A small number of alleged Hypogea, earthen structures carved into rocks that were used for burials, have been identified on the islands of Corvo, Santa Maria and Terceira by Portuguese archaeologist Nuno Ribeiro and speculations were published that they might date back 2000 years, alluding to a human presence on the island before the Portuguese. However, these kind of structures have always been used in the Azores to store cereals and suggestions by Ribeiro that they might be burial sites are unconfirmed. Detailed examination and dating to authenticate the validity of these speculations is lacking. So far, it is unclear whether these structures are natural or man-made and they predate the 15th-century Portuguese colonization of the Azores. Solid confirmation of a pre-Portuguese human presence in the archipelago has not yet been published.

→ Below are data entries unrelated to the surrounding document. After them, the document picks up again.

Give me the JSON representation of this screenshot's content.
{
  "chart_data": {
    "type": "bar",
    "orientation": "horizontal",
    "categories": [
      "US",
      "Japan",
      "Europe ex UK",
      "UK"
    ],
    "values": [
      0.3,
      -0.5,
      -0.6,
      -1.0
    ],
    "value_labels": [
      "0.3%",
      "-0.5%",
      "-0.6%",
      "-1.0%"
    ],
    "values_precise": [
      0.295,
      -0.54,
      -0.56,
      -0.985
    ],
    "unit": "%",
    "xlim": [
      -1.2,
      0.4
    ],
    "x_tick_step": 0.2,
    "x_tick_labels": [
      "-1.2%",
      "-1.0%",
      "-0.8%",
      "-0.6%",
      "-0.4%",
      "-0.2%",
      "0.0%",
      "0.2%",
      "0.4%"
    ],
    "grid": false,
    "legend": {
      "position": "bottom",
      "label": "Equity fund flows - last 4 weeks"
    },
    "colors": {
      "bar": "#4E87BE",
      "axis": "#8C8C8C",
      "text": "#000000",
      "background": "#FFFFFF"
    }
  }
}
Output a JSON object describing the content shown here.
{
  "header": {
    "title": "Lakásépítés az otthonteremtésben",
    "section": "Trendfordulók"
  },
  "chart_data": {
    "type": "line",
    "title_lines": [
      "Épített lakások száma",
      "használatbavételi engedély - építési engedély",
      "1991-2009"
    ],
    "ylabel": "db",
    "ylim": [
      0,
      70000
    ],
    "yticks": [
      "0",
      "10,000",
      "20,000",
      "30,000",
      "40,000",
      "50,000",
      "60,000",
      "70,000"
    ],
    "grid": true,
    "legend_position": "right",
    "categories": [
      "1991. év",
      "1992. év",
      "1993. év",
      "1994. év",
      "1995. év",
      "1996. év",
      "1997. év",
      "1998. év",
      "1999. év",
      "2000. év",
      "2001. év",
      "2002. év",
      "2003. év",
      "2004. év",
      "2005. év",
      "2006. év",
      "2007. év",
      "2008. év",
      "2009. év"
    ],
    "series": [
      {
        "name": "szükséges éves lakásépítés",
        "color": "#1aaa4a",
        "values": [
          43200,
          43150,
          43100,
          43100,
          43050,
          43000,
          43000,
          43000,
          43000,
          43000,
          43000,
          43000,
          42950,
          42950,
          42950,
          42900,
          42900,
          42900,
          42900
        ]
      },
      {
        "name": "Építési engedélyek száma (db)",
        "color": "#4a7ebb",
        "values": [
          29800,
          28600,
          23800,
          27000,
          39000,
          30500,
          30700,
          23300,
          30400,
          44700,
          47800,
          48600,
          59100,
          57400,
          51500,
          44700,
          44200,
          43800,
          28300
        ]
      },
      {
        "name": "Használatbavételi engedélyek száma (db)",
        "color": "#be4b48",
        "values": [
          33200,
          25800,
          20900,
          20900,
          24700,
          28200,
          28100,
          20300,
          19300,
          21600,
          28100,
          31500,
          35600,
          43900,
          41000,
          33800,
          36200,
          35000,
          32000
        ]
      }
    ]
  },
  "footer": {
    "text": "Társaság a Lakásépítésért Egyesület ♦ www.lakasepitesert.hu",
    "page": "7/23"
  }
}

The discovery and settlement of the Azores archipelago, much like the islands of Madeira, is one of the more controversial aspects of the Portuguese Age of Discovery. In addition to many theories, myths and stories written about the Azores there have been various Genoese and Catalan maps produced since 1351 that identified islands in the Atlantic. Some chroniclers note that sailors knew of the islands, and visited them during return voyages from the Canary Islands (about 1340–1345), during the reign of King Afonso IV. In "A History of the Azores" by Thomas Ashe written in 1813 the author identified a Fleming, Joshua Vander Berg of Bruges, who made land in the archipelago during a storm on his way to Lisbon. Ashe then claimed that the Portuguese explored the area and claimed it for Portugal shortly after. Other stories note the discovery of the first islands (São Miguel Island, Santa Maria Island and Terceira Island) were made by sailors in the service of Henry the Navigator, although there are few written documents to support the claims. Supporting the official history of the islands are latter day writings, based on oral tradition, that appeared in the first half of the 15th century. Legends and myths also developed during pre-official history to include myths about Prester John, the "Ilhas Afortunadas" (the Fortunate Isles), the "Ilhas Azuis" (the Blue Islands), the "Ilhas Cassiterides" (the islands of Tin and Silver) or "Ilhas de Sete Cidades" (the islands of the Seven Cities), all noting the knowledge of undiscovered lands in the middle of the Atlantic.
Officially, the first islands were "discovered" in the 15th century (in 1431) by Gonçalo Velho Cabral a Captain in the service of Infante D. Henrique, though credit is also given to the explorer Diogo de Silves (in 1427).